The American news media may finally be starting to cover a trend that they helped to create—the infantilization of American adults.
The infantilized adult continues the pursuits, hobbies, predilections, opinions and thought processes of youth instead of growing into mature, adult pursuits and activities. Reading Harry Potter and comic books, playing with Legos or My Little Pony dolls, collecting action hero paraphernalia, spending much of their free time playing video games, vacationing at Disney resorts and amusement parks—these are all signs that an adult is wallowing in callow youth instead of growing up. The mass media has of course glorified each and every one of the trends which together are creating the infantilized American adult.
For years, American comedy movies in particular have celebrated adults who refuse to grow up. The “Harold & Kumar” movies, “Old School,” “Big,” “Grandma’s Boy,” “Ted,” “The Wedding Crashers,” “Billy Madison,” “You, Me and Dupree,” “Dodgeball,””Step Brothers,” “The 40-year-old Virgin,” “Knocked Up,” all three “Hangovers,” the “Jackass” movies, “Bridesmaids,” “Hall Pass” and “Identity Thief”—this off the top of my head list doesn’t even scratch the surface of the multitude of movies released over the past 20 years centered on men and women who refuse to grow up.
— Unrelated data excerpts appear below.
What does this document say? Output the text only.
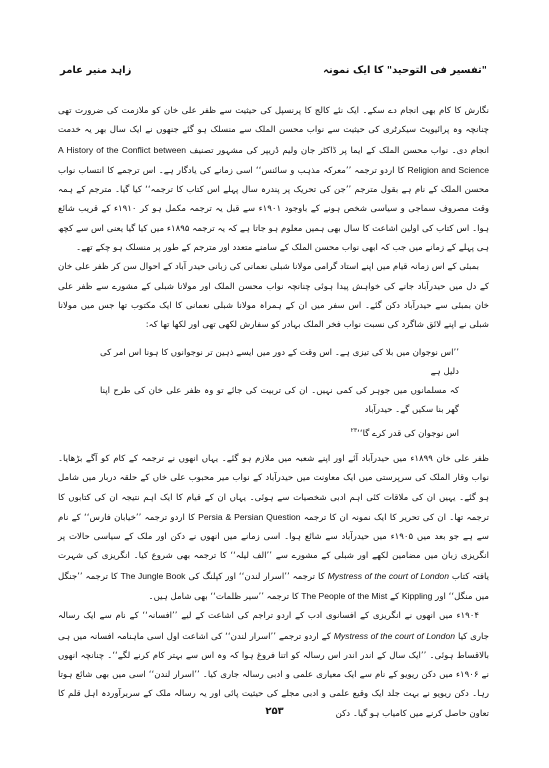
"تفسیر فی التوحید" کا ایک نمونہ
زاہد منیر عامر

نگارش کا کام بھی انجام دے سکے۔ ایک نئے کالج کا پرنسپل کی حیثیت سے ظفر علی خان کو ملازمت کی ضرورت تھی چنانچہ وہ پرائیویٹ سیکرٹری کی حیثیت سے نواب محسن الملک سے منسلک ہو گئے جنھوں نے ایک سال بھر یہ خدمت انجام دی۔ نواب محسن الملک کے ایما پر ڈاکٹر جان ولیم ڈریپر کی مشہور تصنیف A History of the Conflict between Religion and Science کا اردو ترجمہ ’’معرکہ مذہب و سائنس‘‘ اسی زمانے کی یادگار ہے۔ اس ترجمے کا انتساب نواب محسن الملک کے نام ہے بقول مترجم ’’جن کی تحریک پر پندرہ سال پہلے اس کتاب کا ترجمہ‘‘ کیا گیا۔ مترجم کے ہمہ وقت مصروف سماجی و سیاسی شخص ہونے کے باوجود ۱۹۰۱ء سے قبل یہ ترجمہ مکمل ہو کر ۱۹۱۰ء کے قریب شائع ہوا۔ اس کتاب کی اولین اشاعت کا سال بھی ہمیں معلوم ہو جاتا ہے کہ یہ ترجمہ ۱۸۹۵ء میں کیا گیا یعنی اس سے کچھ ہی پہلے کے زمانے میں جب کہ ابھی نواب محسن الملک کے سامنے متعدد اور مترجم کے طور پر منسلک ہو چکے تھے۔

بمبئی کے اس زمانہ قیام میں اپنے استاد گرامی مولانا شبلی نعمانی کی زبانی حیدر آباد کے احوال سن کر ظفر علی خان کے دل میں حیدرآباد جانے کی خواہش پیدا ہوئی چنانچہ نواب محسن الملک اور مولانا شبلی کے مشورے سے ظفر علی خان بمبئی سے حیدرآباد دکن گئے۔ اس سفر میں ان کے ہمراہ مولانا شبلی نعمانی کا ایک مکتوب تھا جس میں مولانا شبلی نے اپنے لائق شاگرد کی نسبت نواب فخر الملک بہادر کو سفارش لکھی تھی اور لکھا تھا کہ:

’’اس نوجوان میں بلا کی تیزی ہے۔ اس وقت کے دور میں ایسے ذہین تر نوجوانوں کا ہونا اس امر کی دلیل ہے
کہ مسلمانوں میں جوہر کی کمی نہیں۔ ان کی تربیت کی جائے تو وہ ظفر علی خان کی طرح اپنا گھر بنا سکیں گے۔ حیدرآباد
اس نوجوان کی قدر کرے گا‘‘$^{۲۳}$

ظفر علی خان ۱۸۹۹ء میں حیدرآباد آئے اور اپنے شعبہ میں ملازم ہو گئے۔ یہاں انھوں نے ترجمہ کے کام کو آگے بڑھایا۔ نواب وقار الملک کی سرپرستی میں ایک معاونت میں حیدرآباد کے نواب میر محبوب علی خاں کے حلقہ دربار میں شامل ہو گئے۔ یہیں ان کی ملاقات کئی اہم ادبی شخصیات سے ہوئی۔ یہاں ان کے قیام کا ایک اہم نتیجہ ان کی کتابوں کا ترجمہ تھا۔ ان کی تحریر کا ایک نمونہ ان کا ترجمہ Persia & Persian Question کا اردو ترجمہ ’’خیابان فارس‘‘ کے نام سے ہے جو بعد میں ۱۹۰۵ء میں حیدرآباد سے شائع ہوا۔ اسی زمانے میں انھوں نے دکن اور ملک کے سیاسی حالات پر انگریزی زبان میں مضامین لکھے اور شبلی کے مشورے سے ’’الف لیلہ‘‘ کا ترجمہ بھی شروع کیا۔ انگریزی کی شہرت یافتہ کتاب Mystress of the court of London کا ترجمہ ’’اسرار لندن‘‘ اور کپلنگ کی The Jungle Book کا ترجمہ ’’جنگل میں منگل‘‘ اور Kippling کے The People of the Mist کا ترجمہ ’’سیر ظلمات‘‘ بھی شامل ہیں۔

۱۹۰۴ء میں انھوں نے انگریزی کے افسانوی ادب کے اردو تراجم کی اشاعت کے لیے ’’افسانہ‘‘ کے نام سے ایک رسالہ جاری کیا Mystress of the court of London کے اردو ترجمے ’’اسرار لندن‘‘ کی اشاعت اول اسی ماہنامہ افسانہ میں ہی بالاقساط ہوئی۔ ’’ایک سال کے اندر اندر اس رسالہ کو اتنا فروغ ہوا کہ وہ اس سے بہتر کام کرنے لگے‘‘۔ چنانچہ انھوں نے ۱۹۰۶ء میں دکن ریویو کے نام سے ایک معیاری علمی و ادبی رسالہ جاری کیا۔ ’’اسرار لندن‘‘ اسی میں بھی شائع ہوتا رہا۔ دکن ریویو نے بہت جلد ایک وقیع علمی و ادبی مجلے کی حیثیت پائی اور یہ رسالہ ملک کے سربرآوردہ اہل قلم کا تعاون حاصل کرنے میں کامیاب ہو گیا۔ دکن

۲۵۳
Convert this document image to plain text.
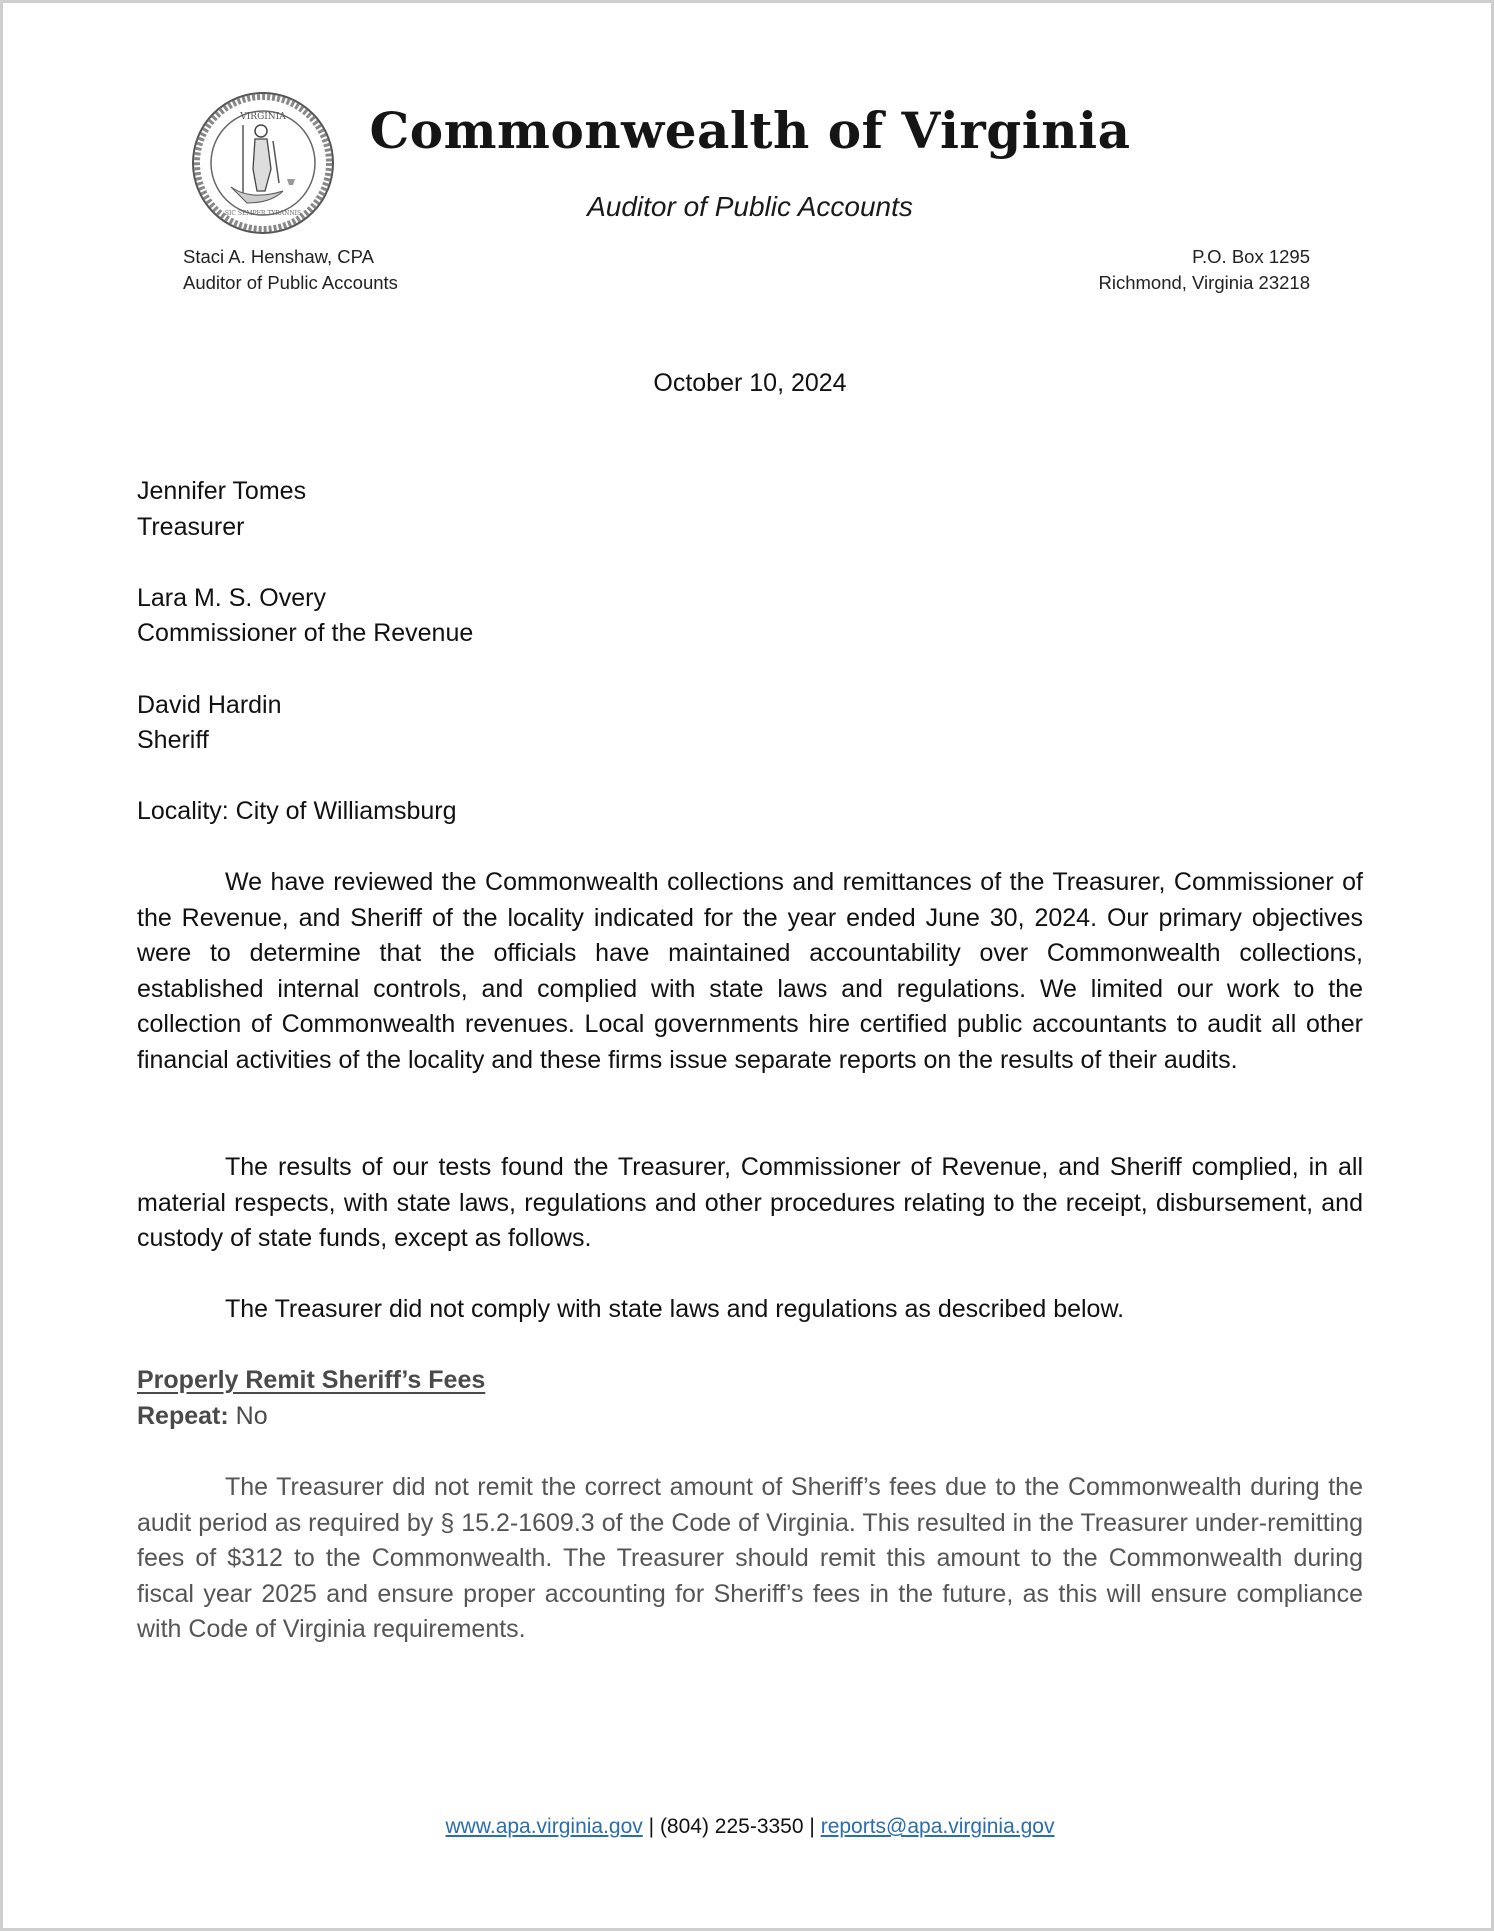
VIRGINIA
SIC SEMPER TYRANNIS
Commonwealth of Virginia
Auditor of Public Accounts
Staci A. Henshaw, CPA
Auditor of Public Accounts
P.O. Box 1295
Richmond, Virginia 23218
October 10, 2024
Jennifer Tomes
Treasurer
Lara M. S. Overy
Commissioner of the Revenue
David Hardin
Sheriff
Locality: City of Williamsburg

We have reviewed the Commonwealth collections and remittances of the Treasurer, Commissioner of the Revenue, and Sheriff of the locality indicated for the year ended June 30, 2024. Our primary objectives were to determine that the officials have maintained accountability over Commonwealth collections, established internal controls, and complied with state laws and regulations. We limited our work to the collection of Commonwealth revenues. Local governments hire certified public accountants to audit all other financial activities of the locality and these firms issue separate reports on the results of their audits.

The results of our tests found the Treasurer, Commissioner of Revenue, and Sheriff complied, in all material respects, with state laws, regulations and other procedures relating to the receipt, disbursement, and custody of state funds, except as follows.

The Treasurer did not comply with state laws and regulations as described below.

Properly Remit Sheriff’s Fees
Repeat: No

The Treasurer did not remit the correct amount of Sheriff’s fees due to the Commonwealth during the audit period as required by § 15.2-1609.3 of the Code of Virginia. This resulted in the Treasurer under-remitting fees of $312 to the Commonwealth. The Treasurer should remit this amount to the Commonwealth during fiscal year 2025 and ensure proper accounting for Sheriff’s fees in the future, as this will ensure compliance with Code of Virginia requirements.

www.apa.virginia.gov | (804) 225-3350 | reports@apa.virginia.gov
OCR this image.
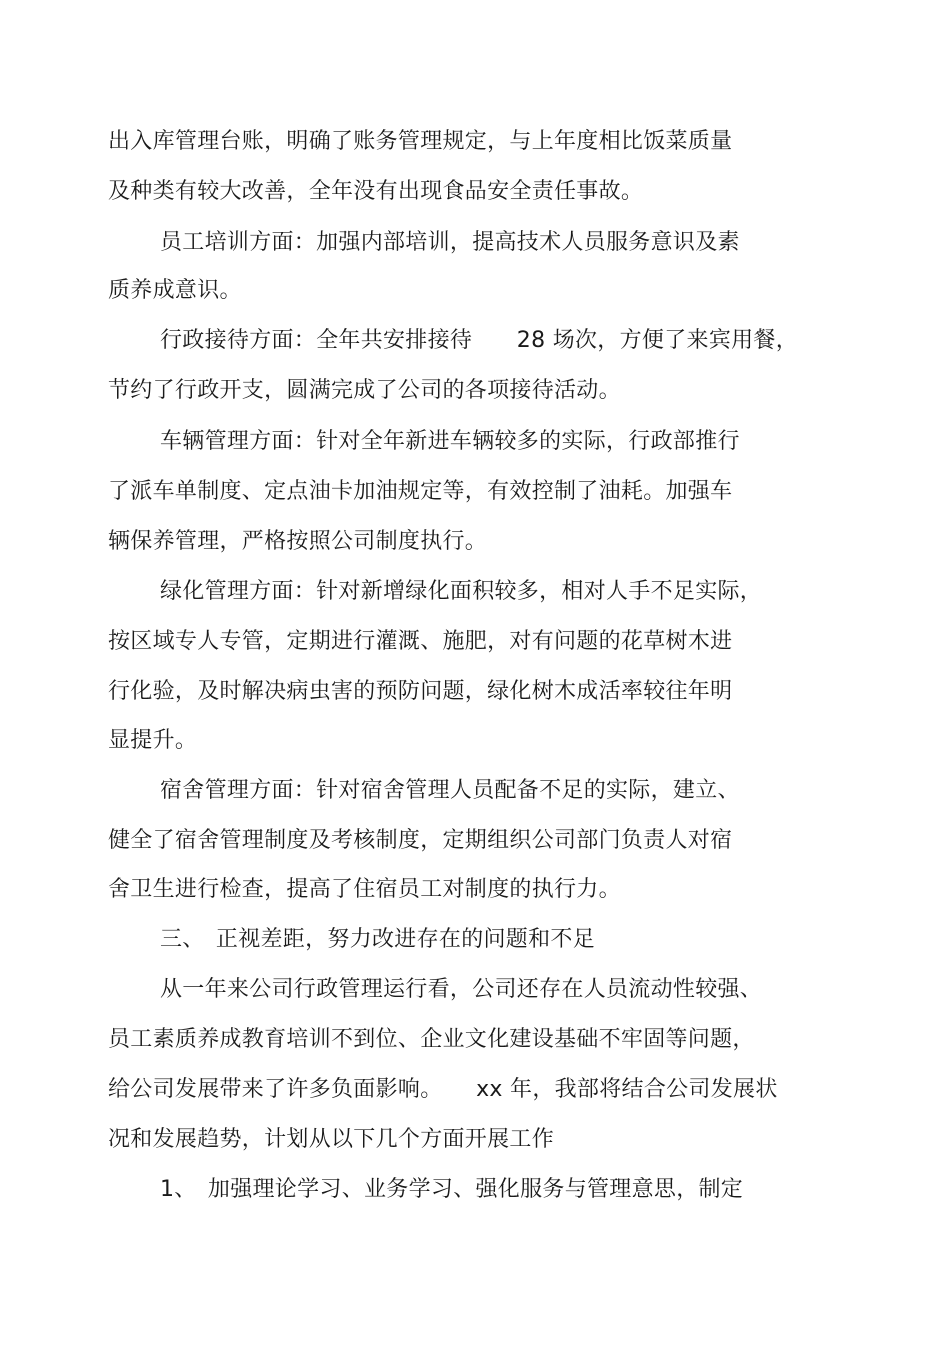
出入库管理台账，明确了账务管理规定，与上年度相比饭菜质量
及种类有较大改善，全年没有出现食品安全责任事故。
员工培训方面：加强内部培训，提高技术人员服务意识及素
质养成意识。
行政接待方面：全年共安排接待　　28 场次，方便了来宾用餐，
节约了行政开支，圆满完成了公司的各项接待活动。
车辆管理方面：针对全年新进车辆较多的实际，行政部推行
了派车单制度、定点油卡加油规定等，有效控制了油耗。加强车
辆保养管理，严格按照公司制度执行。
绿化管理方面：针对新增绿化面积较多，相对人手不足实际，
按区域专人专管，定期进行灌溉、施肥，对有问题的花草树木进
行化验，及时解决病虫害的预防问题，绿化树木成活率较往年明
显提升。
宿舍管理方面：针对宿舍管理人员配备不足的实际，建立、
健全了宿舍管理制度及考核制度，定期组织公司部门负责人对宿
舍卫生进行检查，提高了住宿员工对制度的执行力。
三、　正视差距，努力改进存在的问题和不足
从一年来公司行政管理运行看，公司还存在人员流动性较强、
员工素质养成教育培训不到位、企业文化建设基础不牢固等问题，
给公司发展带来了许多负面影响。　　xx 年，我部将结合公司发展状
况和发展趋势，计划从以下几个方面开展工作
1、　加强理论学习、业务学习、强化服务与管理意思，制定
Now A.O. Scott, a New York Times film critic has realized that staying a child is a major theme of American comedy films.
Scott announces his discovery in his review of “Neighbors,” which explores the trick-filled feud between a suburban couple who retain an adolescent lifestyle and the unruly fraternity that moves next door.
He really does nail the current state of American comedy, so I want to give an extended quote:
“The central problem in American film comedy for the past 15 years or so — let’s say from middle-period Sandler through prime Apatow and late ‘Hangover’ — has been maturity, or, more precisely, its avoidance. In the old days, adulthood was a fact. Now it’s a vague, unproven theory. Adolescence used to represent constraint and frustration, to be left behind as quickly as possible. For the heroes of the New American Comedy, it represents a blissful state of hedonistic freedom, to be held onto for as long as possible.
“How to stay a child when the world expects otherwise — and how to make the world love you anyway — has usually been, in these movies, a male predicament. Women have been sirens or mommies, on hand to inflame the boys’ desires or soothe their fears. This has begun to change recently, although mainly on television, where shows like ‘Girls’ and ‘Broad City’ have extended the privileges of arrested development on a more or less equal-opportunity basis.”
It’s not Scott’s job to put the tide of comedies about adults remaining children into a broader social context, but it’s clear to me that these movies both reflect the cultural shift and help to shape it. In most of these movies, the immature heroes and heroines grow up a little bit in the end, but these movies are not cautionary tales about arrested development. No, they all glorify and endorse infantilization—it’s much more fun than behaving as an adult.
When you add the number of these comedies about men and women remaining boys and girls to the number of fantasy superhero movies, the conclusion is clear: Hollywood is dedicated to promoting the perpetual adolescence lifestyle to the American public.